Flags whipped above the foreheads of students, faculty and guests in the packed cathedral rows on Tuesday during the annual flag ceremony that begins World Awareness Week at John Brown University.
“The flag ceremony began in 1993 with the idea that we needed to celebrate our international students,” director of international programs, Bill Stevenson, said.
While the University was already celebrating World Awareness Week, Stevenson said that when he had the idea for a flag ceremony in 1993, there were probably fewer than 20 international students on campus. He requested that a flag be purchased for each international student, which cost about $60 each at the time. The following year, the University celebrated its first flag ceremony in chapel.
The international athletes ceremony featured 27 student athletes carrying 17 flags from their respective countries. The ceremony took place before the men’s basketball game versus Arlington Baptist College on Monday.
“It means that international students, even the athletes, have a voice,” Sofia Mendoza Duran, senior women’s basketball player from Colombia, said about the opportunity to represent her country. “They care about us,” she said of the University community.
“Two years ago I was sitting in the stands at the beginning of a men’s basketball game during World Awareness Week, and as they announced the starting lineup for the team, I realized that every starter was from a foreign country that year. I thought ‘why aren’t we recognizing this during world awareness week?’” director of Service and Outreach Ministries Frank Huebert, who helped catalyze the athletic ceremony, said.
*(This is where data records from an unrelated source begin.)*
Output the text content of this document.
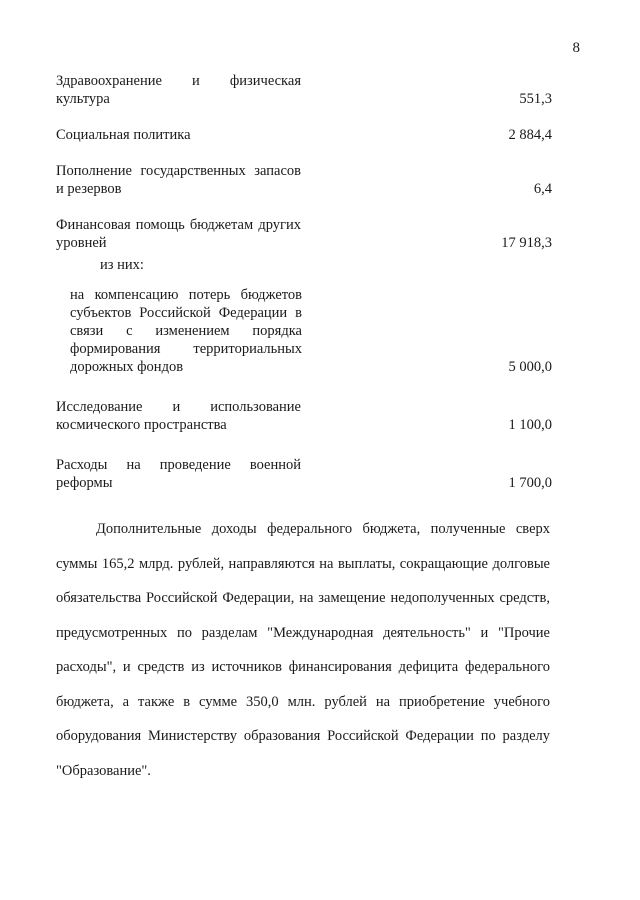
8
Здравоохранение и физическая культура	551,3
Социальная политика	2 884,4
Пополнение государственных запасов и резервов	6,4
Финансовая помощь бюджетам других уровней	17 918,3
из них:
на компенсацию потерь бюджетов субъектов Российской Федерации в связи с изменением порядка формирования территориальных дорожных фондов	5 000,0
Исследование и использование космического пространства	1 100,0
Расходы на проведение военной реформы	1 700,0
Дополнительные доходы федерального бюджета, полученные сверх суммы 165,2 млрд. рублей, направляются на выплаты, сокращающие долговые обязательства Российской Федерации, на замещение недополученных средств, предусмотренных по разделам "Международная деятельность" и "Прочие расходы", и средств из источников финансирования дефицита федерального бюджета, а также в сумме 350,0 млн. рублей на приобретение учебного оборудования Министерству образования Российской Федерации по разделу "Образование".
“This year we thought it would be great to also include our club athletes from men’s and women’s rugby and ultimate Frisbee teams, as they include a large number of internationals and children of missionaries as well,” Huebert said.
The Tuesday chapel flag ceremony featured 52 flags, including the Christian and U.S. flags, carried by 51 international and American students.
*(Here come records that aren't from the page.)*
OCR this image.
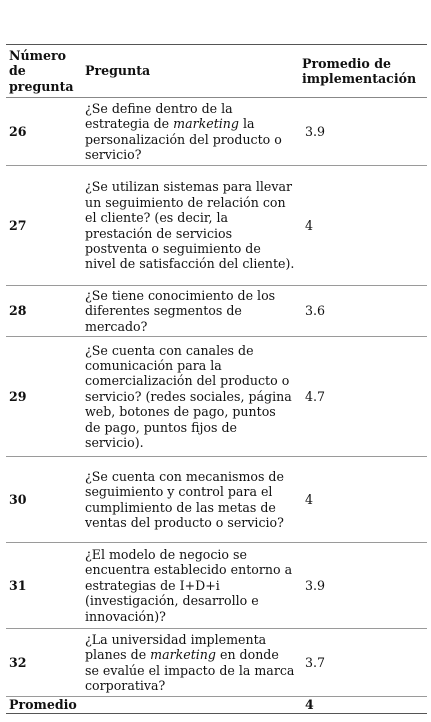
Número de pregunta	Pregunta	Promedio de implementación
26	¿Se define dentro de la estrategia de marketing la personalización del producto o servicio?	3.9
27	¿Se utilizan sistemas para llevar un seguimiento de relación con el cliente? (es decir, la prestación de servicios postventa o seguimiento de nivel de satisfacción del cliente).	4
28	¿Se tiene conocimiento de los diferentes segmentos de mercado?	3.6
29	¿Se cuenta con canales de comunicación para la comercialización del producto o servicio? (redes sociales, página web, botones de pago, puntos de pago, puntos fijos de servicio).	4.7
30	¿Se cuenta con mecanismos de seguimiento y control para el cumplimiento de las metas de ventas del producto o servicio?	4
31	¿El modelo de negocio se encuentra establecido entorno a estrategias de I+D+i (investigación, desarrollo e innovación)?	3.9
32	¿La universidad implementa planes de marketing en donde se evalúe el impacto de la marca corporativa?	3.7
Promedio		4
Niklas Derungs, freshman who carried the Swiss flag in the chapel ceremony, said he is honored to represent his country and exhibit his unique heritage.
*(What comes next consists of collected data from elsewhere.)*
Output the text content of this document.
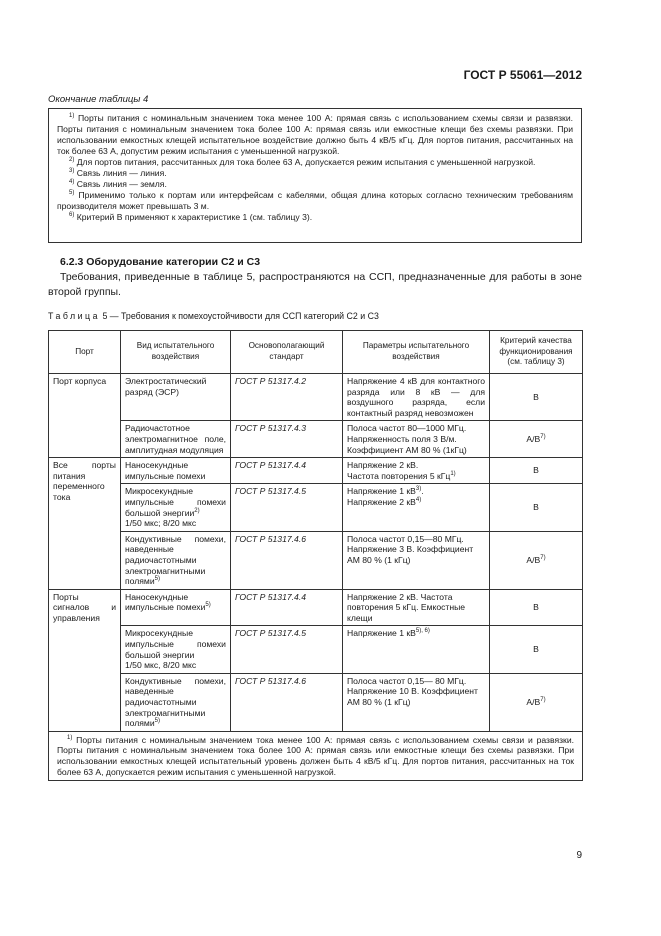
ГОСТ Р 55061—2012
Окончание таблицы 4

$^{1)}$ Порты питания с номинальным значением тока менее 100 А: прямая связь с использованием схемы связи и развязки. Порты питания с номинальным значением тока более 100 А: прямая связь или емкостные клещи без схемы развязки. При использовании емкостных клещей испытательное воздействие должно быть 4 кВ/5 кГц. Для портов питания, рассчитанных на ток более 63 А, допустим режим испытания с уменьшенной нагрузкой.

$^{2)}$ Для портов питания, рассчитанных для тока более 63 А, допускается режим испытания с уменьшенной нагрузкой.

$^{3)}$ Связь линия — линия.

$^{4)}$ Связь линия — земля.

$^{5)}$ Применимо только к портам или интерфейсам с кабелями, общая длина которых согласно техническим требованиям производителя может превышать 3 м.

$^{6)}$ Критерий В применяют к характеристике 1 (см. таблицу 3).

6.2.3 Оборудование категории С2 и С3
Требования, приведенные в таблице 5, распространяются на ССП, предназначенные для работы в зоне второй группы.
Таблица 5 — Требования к помехоустойчивости для ССП категорий С2 и С3
Порт	Вид испытательного воздействия	Основополагающий стандарт	Параметры испытательного воздействия	Критерий качества функционирования (см. таблицу 3)
Порт корпуса	Электростатический разряд (ЭСР)	ГОСТ Р 51317.4.2	Напряжение 4 кВ для контактного разряда или 8 кВ — для воздушного разряда, если контактный разряд невозможен	В
	Радиочастотное электромагнитное поле, амплитудная модуляция	ГОСТ Р 51317.4.3	Полоса частот 80—1000 МГц. Напряженность поля 3 В/м. Коэффициент АМ 80 % (1кГц)	$А/В^{7)}$
Все порты питания переменного тока	Наносекундные импульсные помехи	ГОСТ Р 51317.4.4	Напряжение 2 кВ.
Частота повторения 5 кГц$^{1)}$	В
	Микросекундные импульсные помехи большой энергии$^{2)}$
1/50 мкс; 8/20 мкс	ГОСТ Р 51317.4.5	Напряжение 1 $кВ^{3)}$.
Напряжение 2 $кВ^{4)}$	В
	Кондуктивные помехи, наведенные радиочастотными электромагнитными полями$^{5)}$	ГОСТ Р 51317.4.6	Полоса частот 0,15—80 МГц. Напряжение 3 В. Коэффициент АМ 80 % (1 кГц)	$А/В^{7)}$
Порты сигналов и управления	Наносекундные импульсные помехи$^{5)}$	ГОСТ Р 51317.4.4	Напряжение 2 кВ. Частота повторения 5 кГц. Емкостные клещи	В
	Микросекундные импульсные помехи большой энергии
1/50 мкс, 8/20 мкс	ГОСТ Р 51317.4.5	Напряжение 1 $кВ^{5), 6)}$	В
	Кондуктивные помехи, наведенные радиочастотными электромагнитными полями$^{5)}$	ГОСТ Р 51317.4.6	Полоса частот 0,15— 80 МГц. Напряжение 10 В. Коэффициент АМ 80 % (1 кГц)	$А/В^{7)}$
$^{1)}$ Порты питания с номинальным значением тока менее 100 А: прямая связь с использованием схемы связи и развязки. Порты питания с номинальным значением тока более 100 А: прямая связь или емкостные клещи без схемы развязки. При использовании емкостных клещей испытательный уровень должен быть 4 кВ/5 кГц. Для портов питания, рассчитанных на ток более 63 А, допускается режим испытания с уменьшенной нагрузкой.				
9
“I’ve been told that I stick out like a zebra among horses, but I’ve also been told that I blend in with the other Americans,” Derungs said. “But I don’t think I want to blend in. I’d rather stand out and be different.”
“Some take it quite seriously and are very solemn when they’re carrying their flag. Others, like Becky from South Korea, was jubilant and waving it all over the place,” Stevenson said. “There’s mixed emotions all attached to a flag to which students pledge allegiance.”
“It is also a reminder that heaven is not made up of one nation,” Stevenson said. “But it’s made up, as Revelation says, from people of every tribe, of every tongue, of every nation, of every people.”
“When we see the flags going in, like Rod [Reed, chaplain,] said today, it is a pale reflection of what lies before all of us. And for me that’s a happy thought,” Stevenson said.